Appendix: My notes for quick scanning
Let me briefly outline the main characters of the story — these notes barely scratch the surface. For me, it’s a kind of cheat sheet to quickly grasp the context.
Sarah Wynn-Williams (the narrator/author)
- A New Zealander working in Facebook’s global policy team.
- Acts as the book’s central voice and moral compass, reflecting on her own complicity.
- Responsible for government relations, navigating crises abroad, and introducing Facebook to world leaders.
- Torn between belief in Facebook’s mission and horror at its failures.
Mark Zuckerberg (CEO of Facebook/Meta)
- Portrayed as brilliant but detached, with limited interest in politics or morality.
- Obsessed with growth, power, and historical strongmen (Andrew Jackson, Emperor Augustus).
- Resistant to acknowledging Facebook’s role in global crises (Trump election, Myanmar).
- Comes across as emotionally distant, sometimes callous toward employees in danger.

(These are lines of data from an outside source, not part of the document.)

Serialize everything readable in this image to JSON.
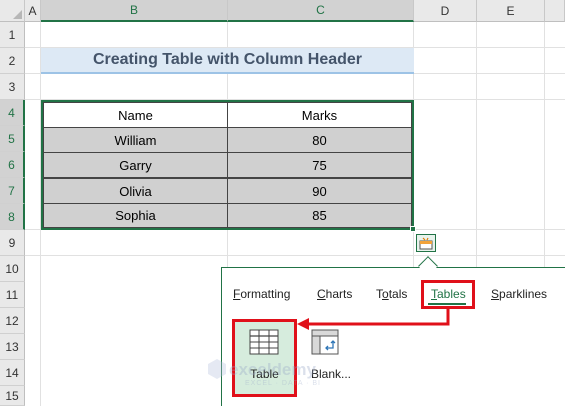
{
  "columns": [
    "A",
    "B",
    "C",
    "D",
    "E"
  ],
  "rows": [
    "1",
    "2",
    "3",
    "4",
    "5",
    "6",
    "7",
    "8",
    "9",
    "10",
    "11",
    "12",
    "13",
    "14",
    "15"
  ],
  "title": "Creating Table with Column Header",
  "table": {
    "headers": [
      "Name",
      "Marks"
    ],
    "rows": [
      [
        "William",
        "80"
      ],
      [
        "Garry",
        "75"
      ],
      [
        "Olivia",
        "90"
      ],
      [
        "Sophia",
        "85"
      ]
    ]
  },
  "quick_analysis": {
    "tabs": [
      {
        "pre": "",
        "u": "F",
        "post": "ormatting"
      },
      {
        "pre": "",
        "u": "C",
        "post": "harts"
      },
      {
        "pre": "T",
        "u": "o",
        "post": "tals"
      },
      {
        "pre": "",
        "u": "T",
        "post": "ables"
      },
      {
        "pre": "",
        "u": "S",
        "post": "parklines"
      }
    ],
    "active_tab": "Tables",
    "options": [
      "Table",
      "Blank..."
    ]
  },
  "watermark": {
    "main": "exceldemy",
    "sub": "EXCEL · DATA · BI"
  },
  "colors": {
    "accent": "#217346",
    "highlight": "#e0101a",
    "title_bg": "#dde9f5",
    "body_fill": "#d0d0d0"
  },
  "icons": [
    "quick-analysis-icon",
    "table-icon",
    "blank-pivot-icon"
  ]
}
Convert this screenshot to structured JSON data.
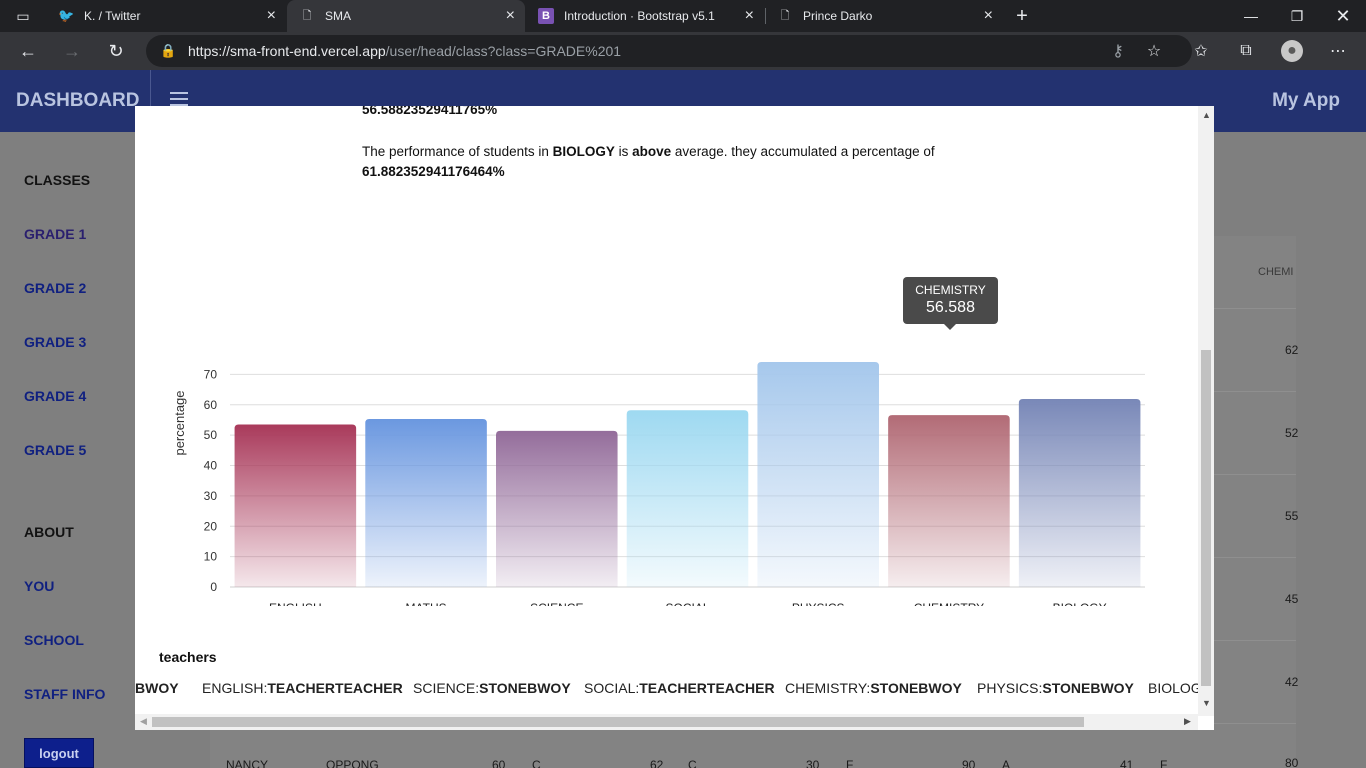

Sheryl Sandberg (COO of Facebook/Meta)
- Charismatic, polished, and highly ambitious, but also volatile and controlling.
- Central authority in policy decisions, often overriding teams.
- Obsessed with image, spotlight, and personal branding (e.g., Lean In persona).
- Frequently berates staff, instills fear, and mixes personal benefit with company work.
Elliot Schrage (Head of Communications and Policy)
- Senior executive shaping messaging and handling crises.
- Pragmatic, sometimes cynical — focused on optics more than substance.
- Involved in decisions on global crises, often minimizing moral concerns.
Joel Kaplan (Vice President of Public Policy)
- Former George W. Bush administration official.
- Sees Facebook through the lens of US power and geopolitics.
- Impulsive, dogmatic, dismissive of international concerns.
- Infamous for his callousness (“Drop a bomb on it” attitude toward crises).
- His personal ties within Facebook leadership (including with Sheryl Sandberg) are portrayed as part of the company’s insular, tribal culture.
- Sarah’s concerns about harassment became entangled with Joel and Elliot’s influence, with investigations shifting focus onto her and ultimately contributing to her departure from Facebook.
Marne Levine (Chief Business Officer, longtime Facebook executive)
- Highly disciplined, close to Sheryl.
- Known for stamina and relentless work ethic.
- Sometimes shields staff from Sheryl’s anger.
- Embodies the culture of overwork and loyalty.
Sam Lessin (Director of Product)
- Known for extreme wealth and self-description as “price insensitive.”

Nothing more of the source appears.